Wood Defect Detection Based on Depth Extreme Learning Machine

Abstract

The deep learning feature extraction method and extreme learning machine (ELM) classification method are combined to establish a depth extreme learning machine model for wood image defect detection. The convolution neural network (CNN) algorithm alone tends to provide inaccurate defect locations, incomplete defect contour and boundary information, and inaccurate recognition of defect types. The nonsubsampled shearlet transform (NSST) is used here to preprocess the wood images, which reduces the complexity and computation of the image processing. CNN is then applied to manage the deep algorithm design of the wood images. The simple linear iterative clustering algorithm is used to improve the initial model; the obtained image features are used as ELM classification inputs.

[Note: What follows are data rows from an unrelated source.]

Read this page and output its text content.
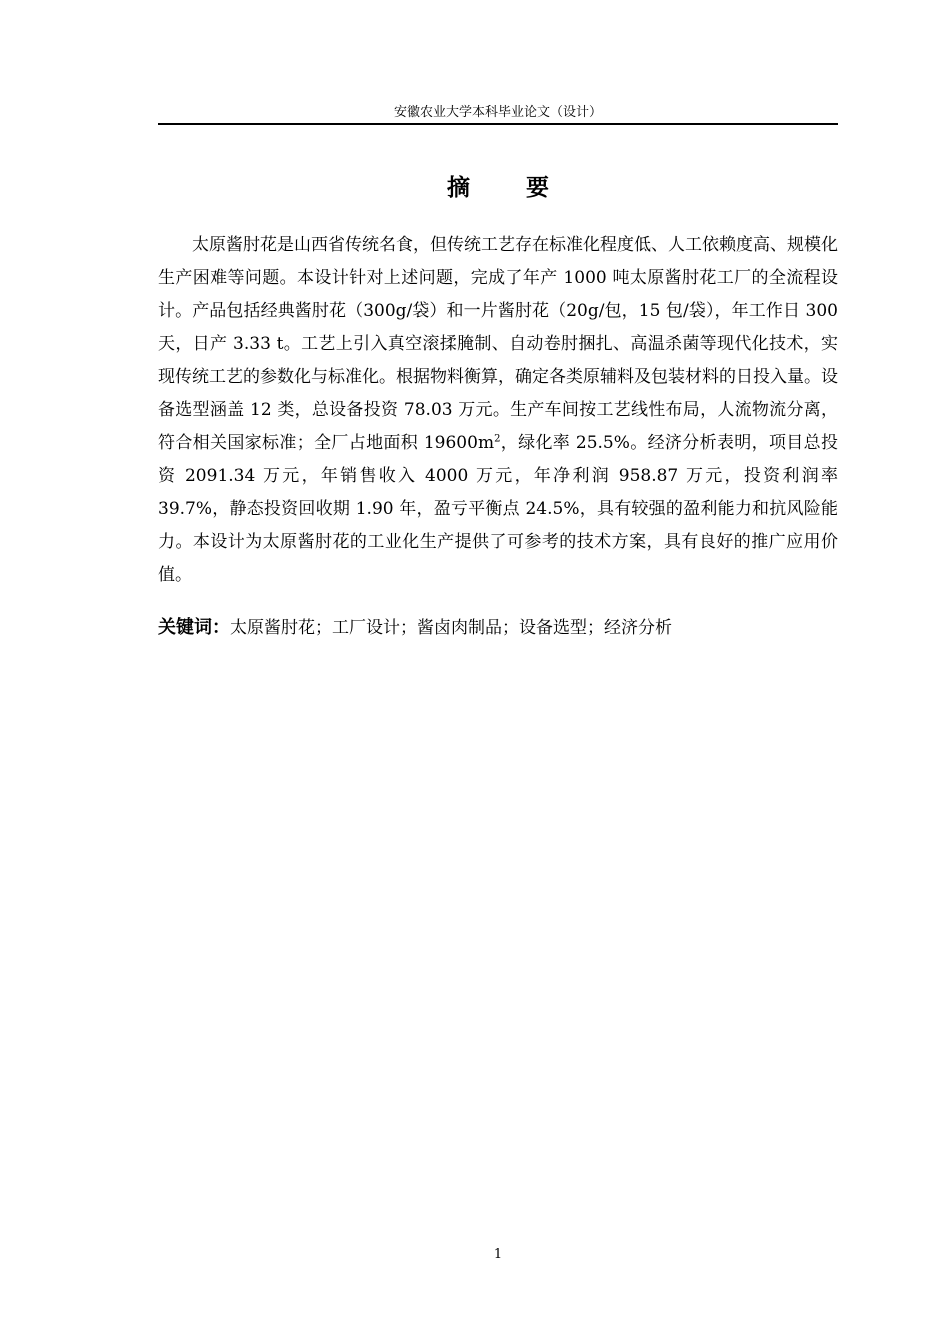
安徽农业大学本科毕业论文（设计）
摘 要
太原酱肘花是山西省传统名食，但传统工艺存在标准化程度低、人工依赖度高、规模化生产困难等问题。本设计针对上述问题，完成了年产 1000 吨太原酱肘花工厂的全流程设计。产品包括经典酱肘花（300g/袋）和一片酱肘花（20g/包，15 包/袋），年工作日 300 天，日产 3.33 t。工艺上引入真空滚揉腌制、自动卷肘捆扎、高温杀菌等现代化技术，实现传统工艺的参数化与标准化。根据物料衡算，确定各类原辅料及包装材料的日投入量。设备选型涵盖 12 类，总设备投资 78.03 万元。生产车间按工艺线性布局，人流物流分离，符合相关国家标准；全厂占地面积 $19600m^2$，绿化率 25.5%。经济分析表明，项目总投资 2091.34 万元，年销售收入 4000 万元，年净利润 958.87 万元，投资利润率 39.7%，静态投资回收期 1.90 年，盈亏平衡点 24.5%，具有较强的盈利能力和抗风险能力。本设计为太原酱肘花的工业化生产提供了可参考的技术方案，具有良好的推广应用价值。
关键词：太原酱肘花；工厂设计；酱卤肉制品；设备选型；经济分析
1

ELM has faster training speed and stronger generalization ability than other similar neural networks, but the random selection of input weights and thresholds degrades the classification accuracy. A genetic algorithm is used here to optimize the initial parameters of the ELM to stabilize the network classification performance. The depth extreme learning machine can extract high-level abstract information from the data, does not require iterative adjustment of the network weights, has high calculation efficiency, and allows CNN to effectively extract the wood defect contour. The distributed input data feature is automatically expressed in layer form by deep learning pre-training. The wood defect recognition accuracy reached 96.72% in a test time of only 187 ms.